WASHINGTON — Senators raised but then postponed an effort Thursday to advance a new legal justification for U.S. military operations against the Islamic State, highlighting the difficulty of carrying out what lawmakers say is their constitutional duty to declare war.
Three months into the U.S. intervention and with lawmakers nearing a winter recess, Democrats on the Senate Foreign Relations Committee sought to push through a measure defining how President Barack Obama can use military force in Iraq and Syria. But Republicans who are generally supportive of the war rebelled, objecting to blessing a military campaign through an amendment to an unrelated water bill.
The 18-member panel's meeting ended with Sen. Bob Menendez, the outgoing Democratic chairman, pulling the amendment and promising a hearing next week to update the president's current legal justification for fighting: authorizations in 2001 to fight al-Qaida and a year later to invade Iraq. Menendez spoke of a vote Wednesday.
Menendez's retreat came after his amendment prompted Sen. Bob Corker, the committee's senior Republican and incoming chairman, to try to pull his own bill promoting clean drinking water worldwide. The spirited and often confusing discussions included Corker at times defending the administration and at others pounding the table with his hand and threatening to subpoena officials.
Even if the authorization eventually advances, it has little chance of the full Senate addressing it this year. Republicans said it would be ignored by the GOP-controlled House and the Senate next year when they gain control.
And it's unclear what the entire months-long debate in Congress is having on Obama, who has said he would welcome a new authorization even though he insists he already has the necessary legal authority. Many lawmakers disagree, but few in either party seek to stop the president with about 3,000 U.S. troops in Iraq and hundreds of airstrikes already undertaken.

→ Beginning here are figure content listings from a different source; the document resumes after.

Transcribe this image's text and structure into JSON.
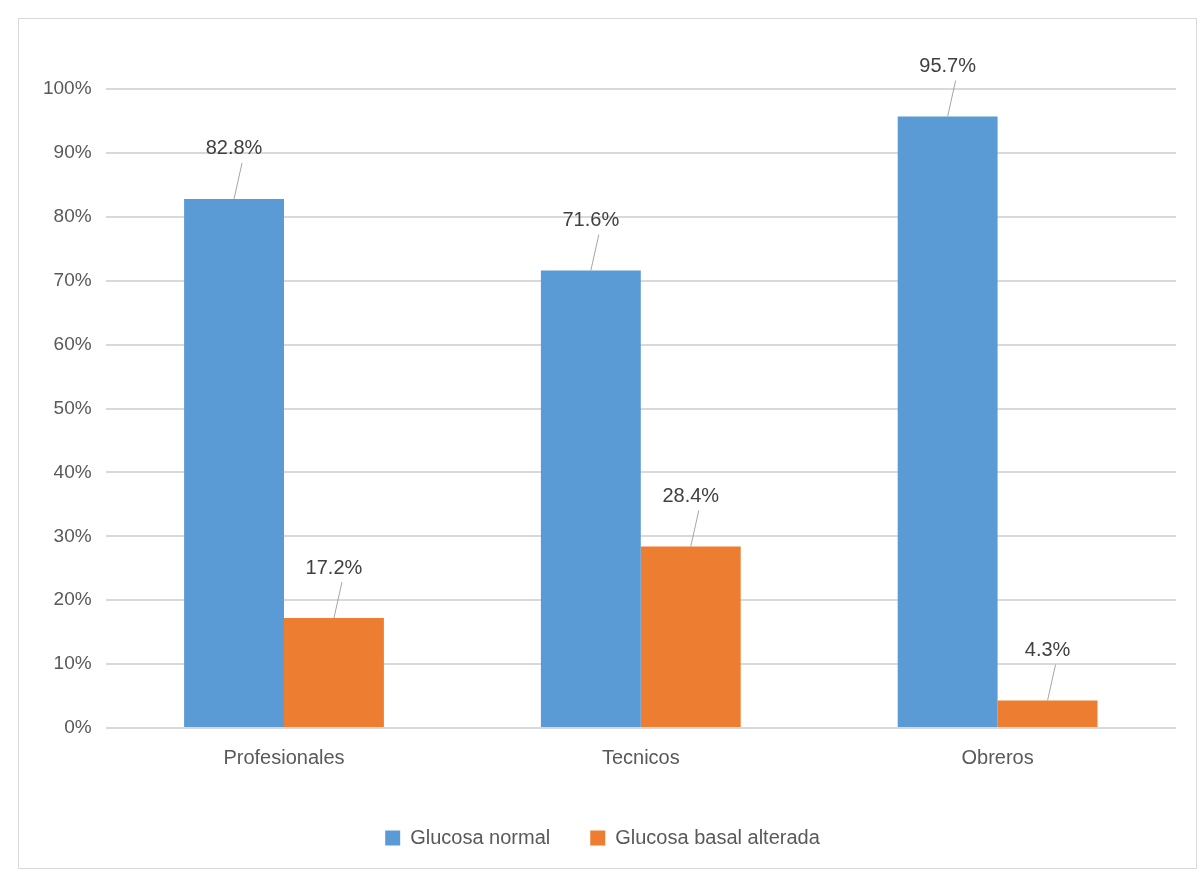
{
  "chart_data": {
    "type": "bar",
    "categories": [
      "Profesionales",
      "Tecnicos",
      "Obreros"
    ],
    "series": [
      {
        "name": "Glucosa normal",
        "color": "#5b9bd5",
        "values": [
          82.8,
          71.6,
          95.7
        ],
        "value_labels": [
          "82.8%",
          "71.6%",
          "95.7%"
        ]
      },
      {
        "name": "Glucosa basal alterada",
        "color": "#ed7d31",
        "values": [
          17.2,
          28.4,
          4.3
        ],
        "value_labels": [
          "17.2%",
          "28.4%",
          "4.3%"
        ]
      }
    ],
    "ylim": [
      0,
      100
    ],
    "yticks": [
      {
        "value": 0,
        "label": "0%"
      },
      {
        "value": 10,
        "label": "10%"
      },
      {
        "value": 20,
        "label": "20%"
      },
      {
        "value": 30,
        "label": "30%"
      },
      {
        "value": 40,
        "label": "40%"
      },
      {
        "value": 50,
        "label": "50%"
      },
      {
        "value": 60,
        "label": "60%"
      },
      {
        "value": 70,
        "label": "70%"
      },
      {
        "value": 80,
        "label": "80%"
      },
      {
        "value": 90,
        "label": "90%"
      },
      {
        "value": 100,
        "label": "100%"
      }
    ],
    "grid": "y",
    "legend": "bottom"
  }
}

Republicans on the panel said Obama must first ask for authorization before Congress acts, a message echoed Thursday by House Speaker John Boehner. He said the strategy must include reversing the Islamic State's ground momentum. Senators also questioned the wisdom of authorizing a potentially decade-long fight without reviewing the authorization and barely any debate.
Sen. Marco Rubio, R-Fla., and Sen. John McCain, R-Ariz., criticized Democrats for focusing on limiting Obama's ability to wage that war but not on empowering him to win it.